Tuntutan pengelolaan pada pendidikan kejuruan harus
sesuai dengan kebijakan link and match, yaitu perubahan dari pola lama yang
cenderung berbentuk pendidikan demi pendidikan ke suatu yang lebih terang,
jelas dan konkrit menjadi pendidikan kejuruan sebagai program pengembangan
sumber daya manusia. Dimensi pembaharuan yang diturunkan dari kebijakan link
and match, yaitu perubahan dari pendekatan Supply
Driven ke Demand Driven. Dengan deman driven ini mengharapkan dunia
usaha dan dunia industri atau dunia kerja lebih berperan di dalam menentukan,
mendorong dan menggerakkan pendidikan kejuruan, karena mereka adalah pihak yang
lebih berkepentingan dari sudut kebutuhan tenaga kerja.

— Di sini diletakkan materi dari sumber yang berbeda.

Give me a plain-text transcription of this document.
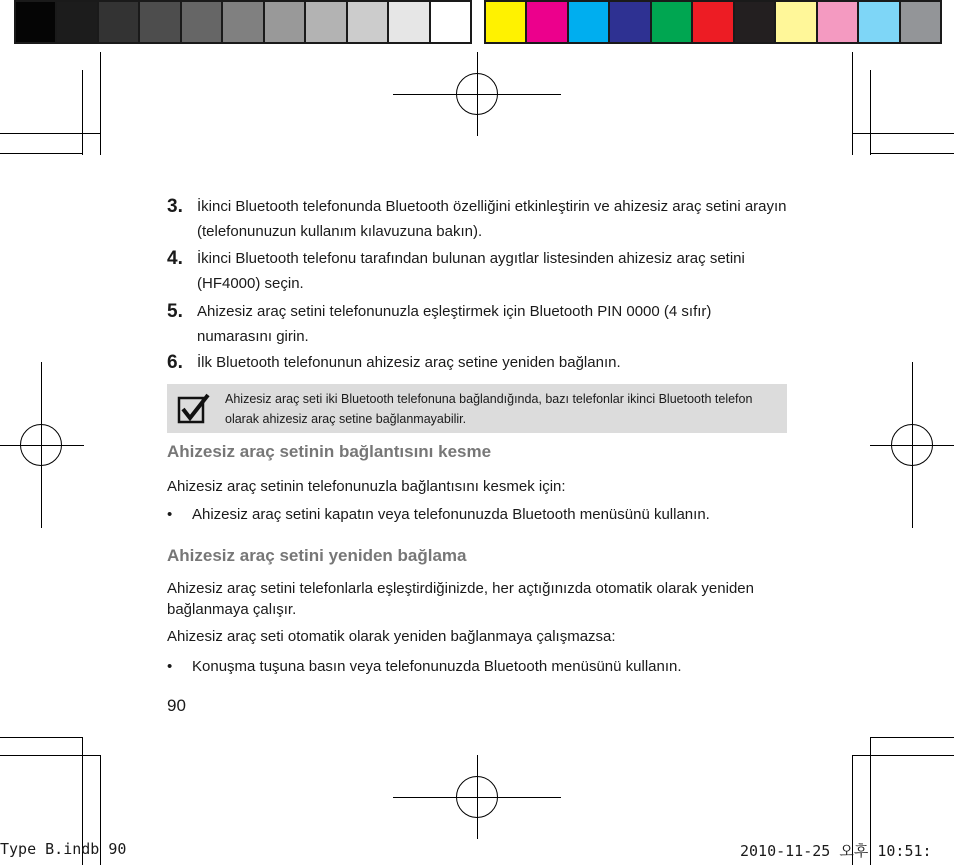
3. İkinci Bluetooth telefonunda Bluetooth özelliğini etkinleştirin ve ahizesiz araç setini arayın (telefonunuzun kullanım kılavuzuna bakın).
4. İkinci Bluetooth telefonu tarafından bulunan aygıtlar listesinden ahizesiz araç setini (HF4000) seçin.
5. Ahizesiz araç setini telefonunuzla eşleştirmek için Bluetooth PIN 0000 (4 sıfır) numarasını girin.
6. İlk Bluetooth telefonunun ahizesiz araç setine yeniden bağlanın.
Ahizesiz araç seti iki Bluetooth telefonuna bağlandığında, bazı telefonlar ikinci Bluetooth telefon olarak ahizesiz araç setine bağlanmayabilir.
Ahizesiz araç setinin bağlantısını kesme
Ahizesiz araç setinin telefonunuzla bağlantısını kesmek için:
• Ahizesiz araç setini kapatın veya telefonunuzda Bluetooth menüsünü kullanın.
Ahizesiz araç setini yeniden bağlama
Ahizesiz araç setini telefonlarla eşleştirdiğinizde, her açtığınızda otomatik olarak yeniden bağlanmaya çalışır.
Ahizesiz araç seti otomatik olarak yeniden bağlanmaya çalışmazsa:
• Konuşma tuşuna basın veya telefonunuzda Bluetooth menüsünü kullanın.
90
Type B.indb 90	2010-11-25 오후 10:51:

Dalam pelaksanaannya,
dunia kerja ikut berperan serta karena proses pendidikan itu sendiri lebih
dominan dalam menentukan kualitas tamatannya, serta dalam evaluasi hasil
pendidikan itupun dunia kerja ikut menentukan supaya hasil pendidikan kejuruan
itu terjamin dan terukur dengan ukuran dunia kerja.
BAB III
PROYEKSI KEBUTUHAN PTK DI PROVINSI SUL SEL
A.
Proyeksi kebutuhan
sekolah, siswa dan guru PTK dan
eksistensi SMK di Provinsi Sulawesi Selatan hingga tahun 2016.

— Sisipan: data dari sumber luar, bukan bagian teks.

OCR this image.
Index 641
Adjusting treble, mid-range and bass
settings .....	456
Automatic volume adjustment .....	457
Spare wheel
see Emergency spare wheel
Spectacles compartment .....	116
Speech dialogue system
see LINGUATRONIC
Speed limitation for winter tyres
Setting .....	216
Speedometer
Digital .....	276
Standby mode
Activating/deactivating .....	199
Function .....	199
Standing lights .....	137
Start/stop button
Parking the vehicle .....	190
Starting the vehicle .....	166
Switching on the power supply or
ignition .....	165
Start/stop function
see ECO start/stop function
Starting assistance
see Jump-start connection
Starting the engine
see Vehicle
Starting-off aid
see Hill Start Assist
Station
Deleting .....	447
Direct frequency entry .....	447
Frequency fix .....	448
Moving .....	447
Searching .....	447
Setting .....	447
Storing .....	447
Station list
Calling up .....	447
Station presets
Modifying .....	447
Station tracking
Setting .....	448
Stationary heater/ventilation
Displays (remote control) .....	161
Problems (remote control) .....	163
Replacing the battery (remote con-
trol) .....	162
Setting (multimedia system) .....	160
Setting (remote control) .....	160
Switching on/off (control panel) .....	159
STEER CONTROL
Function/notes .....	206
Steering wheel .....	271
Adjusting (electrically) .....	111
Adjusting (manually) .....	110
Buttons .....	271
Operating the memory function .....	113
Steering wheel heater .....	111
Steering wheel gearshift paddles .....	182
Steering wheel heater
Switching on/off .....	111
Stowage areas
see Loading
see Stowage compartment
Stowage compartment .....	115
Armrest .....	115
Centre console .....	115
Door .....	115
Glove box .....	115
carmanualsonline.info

Salah satu rencana strategis Departemen Pendidikan Nasional
adalah perluasan dan pemerataan akses pendidikan, khususnya perluasan Sekolah
Menengah Kejuruan (SMK) untuk mencapai komposisi ideal jumlah SMK dengan SMA
sebanyak 70:30 persen.
Kebijakan Depdiknas untuk memperbanyak SMK sebagaimana
tertuang dalam Rencana Strategis Depdiknas tahun 2005-2009 tersebut, menurut
Sutrisno (2008) sangat strategis dan tepat karena beberapa alasan berikut. Pertama
komposisi tenaga kerja Indonesia mayoritas unskilled
workers (pekerja yang tidak punya keterampilan atau kompetensi di
bidangnya). Menurut data Badan Statistik Nasional (BPS) tahun 2010 terdapat
81,1 juta tenaga kerja Indonesia diisi kelompok unskilled workers ini yang mayoritas lulusan SMA. Sedangkan
kelompok di atasnya diisi skill workers (pekerja
dengan skill sebesar 20,4 juta) serta komposisi teratas merupakan pekerja expert (ahli) dengan 4,8 juta
orang). Ditengarai lulusan SMA selama ini banyak yang mencari pekerjaan, karena
hanya 30 persen saja yang mampu melanjutkan studi di perguruan tinggi,
sementara yang 70 persen harus bekerja meskipun tanpa bekal keterampilan
memadai. Lulusan SMA sebetulnya memang diproyeksikan untuk melanjutkan ke
jenjang pendidikan tinggi. Kedua, SMK mampu menyiapkan peserta didik yang
kreatif, menguasai ilmu pengetahuan dan teknologi, serta memiliki kompetensi
yang sesuai dengan tuntutan dunia kerja. Ketiga, survey menunjukkan bahwa di
kota-kota yang memiliki populasi SMK lebih tinggi dari SMA, daerah tersebut
memiliki pertumbuhan ekonomi dan produk domestik regional bruto yang lebih
tinggi.
Begitu besar harapan pemerintah terhadap SMK untuk dapat
menanggulangi pengangguran dan meningkatkan kesejahteraan masyarakat. Namun di sisi
lain kinerja SMK yang telah ada dewasa ini masih belum optimal. Belum
optimalnya kinerja SMK ini menurut Suyanto (2007) ditandai oleh pencapaian
indikator keberhasilan pendidikan di SMK yang belum optimal. Indikator-indikator
keberhasilan yang dimaksud adalah sebagai berikut.
1.
Terserapnya
tamatan di dunia kerja sesuai dengan kompetensi pada program keahliannya.
2.
Mampu
mengembangkan diri dalam berwirausaha sehingga dapat menciptakan lapangan kerja
baru.
3.
Mampu
bersaing dalam melanjutkan pendidikan ke jenjang yang lebih tinggi.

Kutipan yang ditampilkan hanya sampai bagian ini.